Saturday, November 10, 2007

House of Spirits

A few years after I moved into my apartment, I had a distinct feeling that I wasn't alone. I felt or sensed that a middle-aged African American man had died in my apartment and hadn't crossed over.

This registered strange to me because I had no understanding of spirits, ghosts, or demons. I was raised to go to church every Sunday, to pray daily, and to say grace before each meal.

The more I thought about this spiritual squatter in my house, the more I tried to rationalize that I was imagining him. I was no more psychic than some of the carnies or women I'd see on the streets of Manhattan. But, I couldn't discount what I sensed on certain days or nights in the apartment. I felt that this ghost was lonely, and blocked me from leaving the apartment when I had every intention of doing so.

The situation intensified one night when I felt pressure at the end of my bed. I had a chill in my body. It was the presence of evil. I was in a deep sleep, and was immediately awakened by this presence. I lifted my upper body and commanded it to leave. It didn't feel like Casper the Friendly Ghost; it felt dark and ominous.

Over the years, I've come to sense that this man committed suicide, that he jumped out of either the bathroom or kitchen window. It sounds otherworldly, and reminiscent of a spooky movie I wasn't supposed to watch as a child, or a magical realism novel by Gabriel García Márquez or Isabel Allende.

Several years ago I happened upon a classifieds ad for a creative writer/editor posted by a woman in Chelsea who I later found out did automatic writing. We met to discuss my creating advertising and marketing copy in exchange for free psychic/automatic writing sessions. The apartment was an obligatory mystical and eerie. I remember not being afraid, but sufficiently skeptical. The woman sat in front of her laptop and connected with her spirit guide, and proceeded to ask questions I posed. She typed the questions and answers in short-answer format. Her spirit guide confirmed what I'd felt up until that point in my life, and warned that I wouldn't rid my apartment of his unwanted presence until I performed emotional, mental, and spiritual cleansing, with ample meditation and candles.

A few of the answers seemed obvious to me, and others off the mark. At the end of our session we debated the merits of my paying her at least five dollars a session, if I was serious about healing what ailed me. Momma didn't raise any fools, and I was in between jobs back then, the reason for my occupying my time and energy. A few weeks later I received a multi-paged astrological chart that detailed my ups, downs, quirks, and affectations, as predestined by the day, hour, and minute I was born. Again, some of the information matches certain aspects of my personality, and others made me scratch my head. I recently re-read the report and answers to those questions, and stared into space.
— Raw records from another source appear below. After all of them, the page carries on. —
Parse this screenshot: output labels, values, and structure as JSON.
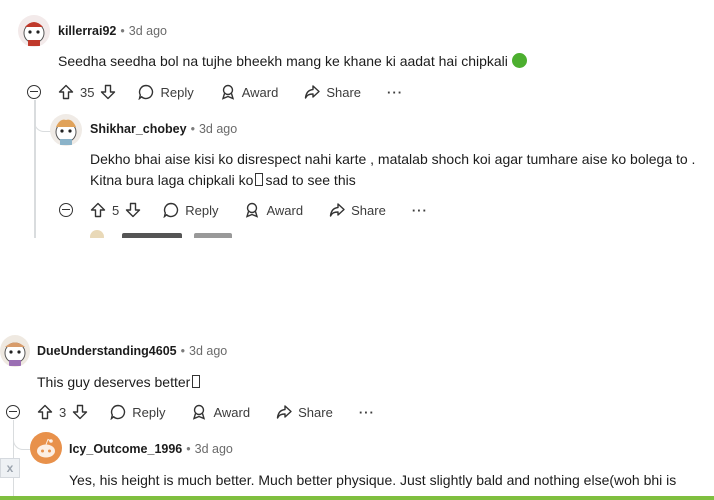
{
  "comments": [
    {
      "username": "killerrai92",
      "time": "3d ago",
      "text": "Seedha seedha bol na tujhe bheekh mang ke khane ki aadat hai chipkali",
      "votes": "35",
      "reply": "Reply",
      "award": "Award",
      "share": "Share",
      "more": "···"
    },
    {
      "username": "Shikhar_chobey",
      "time": "3d ago",
      "text_line1": "Dekho bhai aise kisi ko disrespect nahi karte , matalab shoch koi agar tumhare aise ko bolega to .",
      "text_line2a": "Kitna bura laga chipkali ko",
      "text_line2b": "sad to see this",
      "votes": "5",
      "reply": "Reply",
      "award": "Award",
      "share": "Share",
      "more": "···"
    },
    {
      "username": "DueUnderstanding4605",
      "time": "3d ago",
      "text": "This guy deserves better",
      "votes": "3",
      "reply": "Reply",
      "award": "Award",
      "share": "Share",
      "more": "···"
    },
    {
      "username": "Icy_Outcome_1996",
      "time": "3d ago",
      "text": "Yes, his height is much better. Much better physique. Just slightly bald and nothing else(woh bhi is"
    }
  ],
  "colors": {
    "thread_line": "#d9dcde",
    "orange_avatar": "#e8914b",
    "emoji_green": "#4caf2f"
  }
}
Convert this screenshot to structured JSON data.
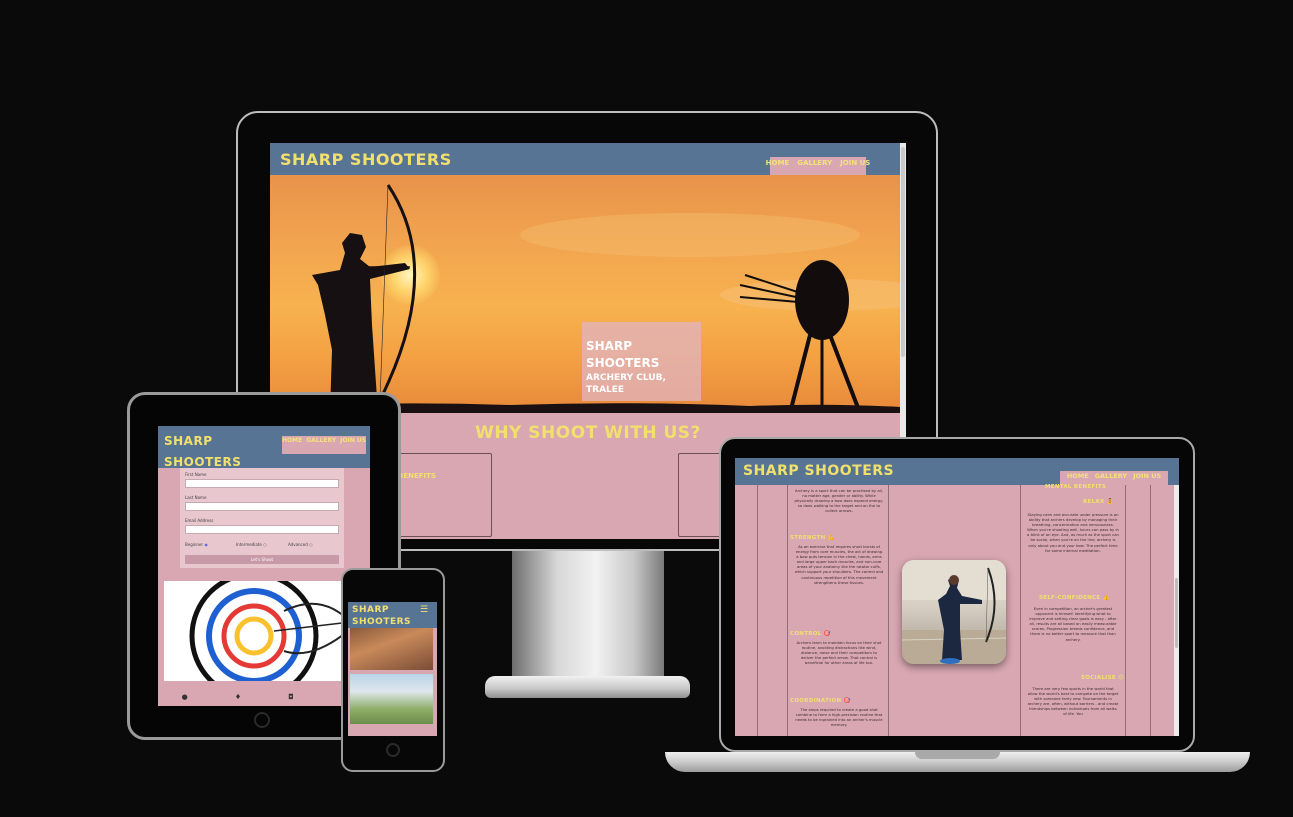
{
  "site": {
    "brand": "SHARP SHOOTERS",
    "nav": [
      "HOME",
      "GALLERY",
      "JOIN US"
    ]
  },
  "desktop": {
    "hero_title_line1": "SHARP",
    "hero_title_line2": "SHOOTERS",
    "hero_sub_line1": "ARCHERY CLUB,",
    "hero_sub_line2": "TRALEE",
    "section_heading": "WHY SHOOT WITH US?",
    "box_heading": "BENEFITS"
  },
  "tablet": {
    "brand_line1": "SHARP",
    "brand_line2": "SHOOTERS",
    "form": {
      "first_name": "First Name",
      "last_name": "Last Name",
      "email": "Email Address",
      "levels": [
        "Beginner",
        "Intermediate",
        "Advanced"
      ],
      "submit": "Let's Shoot"
    },
    "footer_icons": [
      "facebook-icon",
      "twitter-icon",
      "instagram-icon",
      "youtube-icon"
    ]
  },
  "phone": {
    "brand_line1": "SHARP",
    "brand_line2": "SHOOTERS",
    "menu_icon": "hamburger-icon"
  },
  "laptop": {
    "sections_left": [
      {
        "heading": "",
        "text": "Archery is a sport that can be practised by all, no matter age, gender or ability. While physically drawing a bow does expend energy, so does walking to the target and on the to collect arrows."
      },
      {
        "heading": "STRENGTH 💪",
        "text": "As an exercise that requires short bursts of energy from core muscles, the act of drawing a bow puts tension in the chest, hands, arms and large upper back muscles, and non-core areas of your anatomy like the rotator cuffs, which support your shoulders. The correct and continuous repetition of this movement strengthens these tissues."
      },
      {
        "heading": "CONTROL 🎯",
        "text": "Archers learn to maintain focus on their shot routine, avoiding distractions like wind, distance, noise and their competitors to deliver the perfect arrow. That control is beneficial for other areas of life too."
      },
      {
        "heading": "COORDINATION 🎯",
        "text": "The steps required to create a good shot combine to form a high-precision routine that needs to be ingrained into an archer's muscle memory."
      }
    ],
    "sections_right": [
      {
        "heading": "MENTAL BENEFITS",
        "text": ""
      },
      {
        "heading": "RELAX 🧘",
        "text": "Staying calm and accurate under pressure is an ability that archers develop by managing their breathing, concentration and nervousness. When you're shooting well, hours can pass by in a blink of an eye. And, as much as the sport can be social, when you're on the line, archery is only about you and your bow. The perfect time for some internal meditation."
      },
      {
        "heading": "SELF-CONFIDENCE 👍",
        "text": "Even in competition, an archer's greatest opponent is himself. Identifying what to improve and setting clear goals is easy - after all, results are all based on easily measurable scores. Progression breeds confidence, and there is no better sport to measure that than archery."
      },
      {
        "heading": "SOCIALISE 😊",
        "text": "There are very few sports in the world that allow the world's best to compete on the target with someone fairly new. Tournaments in archery are, often, without barriers - and create friendships between individuals from all walks of life. You"
      }
    ]
  },
  "colors": {
    "background": "#0b0a0a",
    "header": "#577494",
    "page_pink": "#d9a7b2",
    "brand_yellow": "#f1e06c"
  }
}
This reading was brought on by a newfound interest in Lisa Williams, Medium and Clairvoyant, whose weekly Lifetime TV show precedes yet another reality show, America's Psychic Challenge. There are things I don't know for a fact, and others that fascinate me. Is there life after death? Can people see ghosts, angels, or demons?

I know what I felt that night in my bedroom many years ago. And I know what yet another person confirmed when she visited my apartment as we communicated via instant messenger chat years ago. The second spiritual healer didn't identify herself immediately as such, but when she did, she informed me that she was a shape-shifter, and that she traveled the through eyes of animals. Whatever I believed or didn't believe went out the window when she identified over the Internet as we chatted privately, areas of my body that were in pain. She saw colors here and there, she said. Further, she mistakenly entered my neighbor's apartment with a Russian Gray cat, instead of mine with a Calico and Tortoise Shell, all while we typed away.

When she corrected her mistake and entered my apartment, my Calico fled to the back of the apartment where I sat, looking as if she'd seen a ghost, replete with large cartoon eyes that looked as if they'd pop out of her head. It wasn't a coincidence! She confirmed, too, that there was someone or something in my apartment. It was her goal to out-ghost the ghost, which she did temporarily. Back to my not 'being ready' to handle such things on my own.

During her astral visit, I visited her house in Texas, and was able to see a dimly-lit room with dark burgundy curtains, a hand-carved wooden table with glass top, and a small creature sliding across its surface. It was all I could see in my mind's eye. She confirmed that I was accurate. The small creature was her cat. Her father made the table many years ago and gave it to her. One thing she couldn't see while she was here in spirit was a wooden mask I bought in a flea market in the Dominican Republic. She told me it was a mask of protection; that it was protecting me, and blocking her from seeing it.

She later sent me a specially-selected crystal with male energy to watch over me. It arrived in a miniature wooden chest. I carried it in my pocket for a few weeks, and later felt silly or odd, and placed it back inside the chest. I didn't know if I was opening myself to someone or something I shouldn't have.

I still have many unanswered questions that I'd like to find answers. Am I an undeveloped sensitive (psychic) afraid to hone my gifts, or have I watched one too many scary movies?